UC Regents had proposed a 32 percent tuition increase across the entire system. And though still wary of the political extremism Berkeley is known for, I found myself attending lectures, teach-ins and discussions. I needed to understand how the tuition hike would affect my life as a prospective medical student. And ultimately I realized how damaging education cuts would be for everyone in California.
In the fall I hung a picket sign on my dorm room door, and wore the red wrist band which came to symbolize the fight against budget cuts. And most of all, I talked to my friends about why I was getting involved. I didn't want people passing this off as just another Berkeley protest.
When spring came, I took an art history class focused on the French Revolution. Inspired by the societal change accomplished by French citizens, I dug deeper. And on March 4th I joined my professor and fellow students to rally in front of the state Capitol in Sacramento.

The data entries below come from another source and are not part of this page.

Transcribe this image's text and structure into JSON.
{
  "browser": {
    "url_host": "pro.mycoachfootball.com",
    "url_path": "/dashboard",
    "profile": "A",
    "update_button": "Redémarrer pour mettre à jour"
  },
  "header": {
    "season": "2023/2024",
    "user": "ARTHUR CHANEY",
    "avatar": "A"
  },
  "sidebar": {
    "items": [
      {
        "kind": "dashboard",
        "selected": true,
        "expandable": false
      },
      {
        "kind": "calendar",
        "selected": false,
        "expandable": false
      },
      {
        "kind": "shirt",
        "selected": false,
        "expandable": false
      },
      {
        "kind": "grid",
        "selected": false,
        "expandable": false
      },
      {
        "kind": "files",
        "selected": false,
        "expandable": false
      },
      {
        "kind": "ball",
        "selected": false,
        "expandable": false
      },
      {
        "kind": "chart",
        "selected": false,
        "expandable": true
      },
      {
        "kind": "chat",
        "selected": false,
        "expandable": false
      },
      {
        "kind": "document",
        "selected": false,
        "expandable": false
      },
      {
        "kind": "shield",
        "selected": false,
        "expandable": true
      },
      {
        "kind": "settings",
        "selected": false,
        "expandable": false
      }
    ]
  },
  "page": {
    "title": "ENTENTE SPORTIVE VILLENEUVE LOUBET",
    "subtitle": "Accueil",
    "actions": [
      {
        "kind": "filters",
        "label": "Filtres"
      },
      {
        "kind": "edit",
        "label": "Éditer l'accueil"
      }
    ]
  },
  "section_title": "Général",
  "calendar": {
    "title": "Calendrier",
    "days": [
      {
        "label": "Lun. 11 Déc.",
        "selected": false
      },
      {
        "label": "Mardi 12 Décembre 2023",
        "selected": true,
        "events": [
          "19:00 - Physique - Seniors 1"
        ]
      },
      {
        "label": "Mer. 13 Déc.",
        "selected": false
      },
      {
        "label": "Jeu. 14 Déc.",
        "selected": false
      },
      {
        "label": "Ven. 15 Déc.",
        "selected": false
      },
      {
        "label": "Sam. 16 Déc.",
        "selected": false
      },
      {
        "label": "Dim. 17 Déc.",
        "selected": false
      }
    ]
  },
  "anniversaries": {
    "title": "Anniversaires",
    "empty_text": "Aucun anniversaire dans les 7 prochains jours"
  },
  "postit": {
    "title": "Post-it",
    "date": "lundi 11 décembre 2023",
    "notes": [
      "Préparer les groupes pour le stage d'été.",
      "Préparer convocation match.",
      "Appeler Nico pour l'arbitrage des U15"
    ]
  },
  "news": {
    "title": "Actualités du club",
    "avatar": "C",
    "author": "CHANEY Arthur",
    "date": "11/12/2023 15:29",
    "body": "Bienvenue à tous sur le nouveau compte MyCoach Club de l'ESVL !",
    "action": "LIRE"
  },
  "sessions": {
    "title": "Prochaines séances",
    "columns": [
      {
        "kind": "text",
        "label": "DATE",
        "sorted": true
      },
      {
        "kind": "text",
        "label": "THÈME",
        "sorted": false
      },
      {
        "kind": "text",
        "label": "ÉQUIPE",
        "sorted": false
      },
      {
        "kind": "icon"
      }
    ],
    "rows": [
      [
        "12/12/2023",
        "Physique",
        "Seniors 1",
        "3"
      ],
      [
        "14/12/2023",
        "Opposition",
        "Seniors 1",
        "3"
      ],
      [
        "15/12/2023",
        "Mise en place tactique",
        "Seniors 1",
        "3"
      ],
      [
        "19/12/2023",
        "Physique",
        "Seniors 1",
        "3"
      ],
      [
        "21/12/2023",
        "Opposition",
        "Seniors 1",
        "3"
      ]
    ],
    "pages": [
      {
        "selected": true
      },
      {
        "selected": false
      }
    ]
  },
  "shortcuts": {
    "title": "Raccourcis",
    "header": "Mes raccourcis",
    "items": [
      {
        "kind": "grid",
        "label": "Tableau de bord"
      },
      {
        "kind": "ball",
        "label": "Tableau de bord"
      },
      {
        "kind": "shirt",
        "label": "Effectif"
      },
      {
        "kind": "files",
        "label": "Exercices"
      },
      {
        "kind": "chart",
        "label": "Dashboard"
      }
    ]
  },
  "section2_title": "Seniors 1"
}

Now five months later, I wish I could say that I'm still following the budgetary process, but I'm not. Without student leaders organizing events, I hardly even discuss what's happening. And it's not just me. The storm which enveloped UC Berkeley last September, by June, had blown over completely. It left behind a complacent campus with students like me commuting to our summer classes, and tour groups snapping pictures of Wheeler Hall as guides tell them about last fall's sit-in.